Working in collaboration with Alana Balagot and Federico Tobon, and commissioned by Eric Ayzenberg, this piece is a set of experimental musical instruments controlled by a central interface. Click on the titles below for more information on the build and characteristics of each instrument.
We are inspired by music and technology and their intersection. We made four robotic instruments, four spirits that respond to the instructions you send them in their own way, along with four modes for interacting with them separately or together. Instruments have personalities. They have different temperaments, color, shapes, and sizes. They have different timbres, volumes, moods, and mechanics. Quirks and preferences. They will tell you when they’re played correctly and not played correctly. We spent much of our lockdown learning about them. What angle of mouthpiece and air speed makes a pipe sing the most clearly? How do you tune them? What material and what strike time is ideal for hitting a xylophone? As we crafted each instrument, their personalities came out, with their own tastes and challenges. Could we make them play themselves, wirelessly, to give them a demanding presence in the room? What ways could we make them sing together, their sum greater than their parts, either pleasantly or cacophonously?
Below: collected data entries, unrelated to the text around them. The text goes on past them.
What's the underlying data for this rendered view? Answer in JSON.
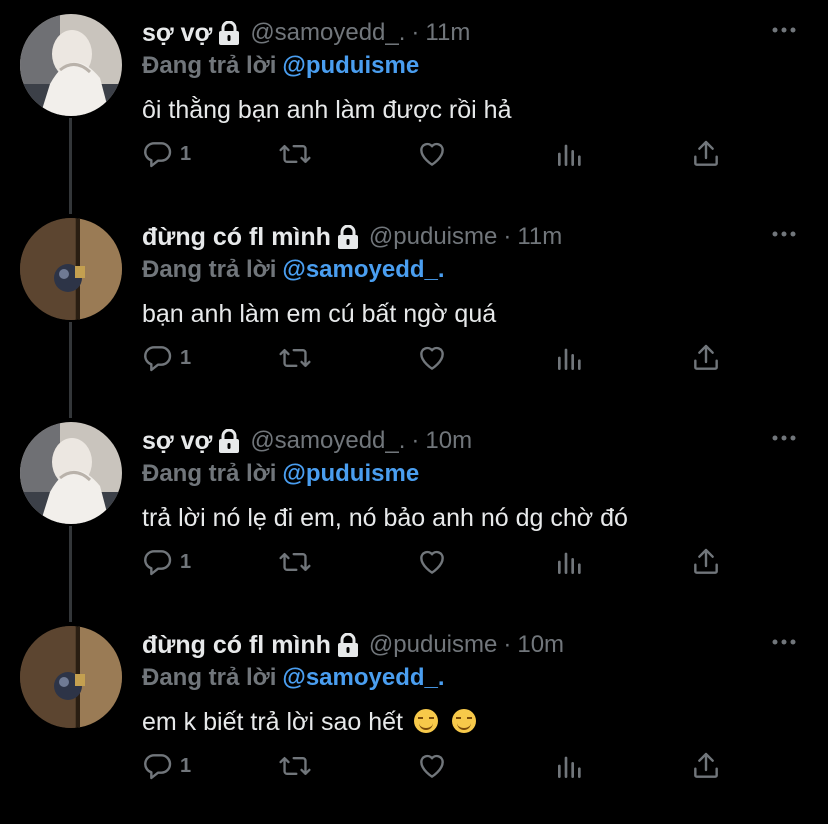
{
  "tweets": [
    {
      "name": "sợ vợ",
      "handle": "@samoyedd_.",
      "dot": "·",
      "time": "11m",
      "replying_label": "Đang trả lời",
      "replying_to": "@puduisme",
      "text": "ôi thằng bạn anh làm được rồi hả",
      "reply_count": "1",
      "avatar": "avatar-person-hoodie"
    },
    {
      "name": "đừng có fl mình",
      "handle": "@puduisme",
      "dot": "·",
      "time": "11m",
      "replying_label": "Đang trả lời",
      "replying_to": "@samoyedd_.",
      "text": "bạn anh làm em cú bất ngờ quá",
      "reply_count": "1",
      "avatar": "avatar-door-knob"
    },
    {
      "name": "sợ vợ",
      "handle": "@samoyedd_.",
      "dot": "·",
      "time": "10m",
      "replying_label": "Đang trả lời",
      "replying_to": "@puduisme",
      "text": "trả lời nó lẹ đi em, nó bảo anh nó dg chờ đó",
      "reply_count": "1",
      "avatar": "avatar-person-hoodie"
    },
    {
      "name": "đừng có fl mình",
      "handle": "@puduisme",
      "dot": "·",
      "time": "10m",
      "replying_label": "Đang trả lời",
      "replying_to": "@samoyedd_.",
      "text": "em k biết trả lời sao hết",
      "reply_count": "1",
      "avatar": "avatar-door-knob",
      "emoji": "smiling-face-emoji"
    }
  ],
  "icons": [
    "lock-icon",
    "more-icon",
    "reply-icon",
    "retweet-icon",
    "like-icon",
    "analytics-icon",
    "share-icon"
  ],
  "colors": {
    "background": "#000000",
    "text": "#e7e9ea",
    "muted": "#71767b",
    "mention": "#4a9ef0",
    "thread_line": "#333639"
  }
}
This is the main interface and it features a keyboard, LED matrix, 5 arcade buttons, and two mode selection knobs.
This instrument features 8 wooden pipes. Airflow is provided by the small blower on the left and each pipe can be turned on and off thanks to the servo-motor actuated gates.
This instrument has 13 xylophone tines (a full octave) actuated by small solenoids from the back.
This instrument uses 4 stepper motors that hum to the specified note. When in motion the wheels generate moire patterns.
The percussion instrument is a "cajon" with two motor-actuated mallets that hit the snare and the bass sections of the box.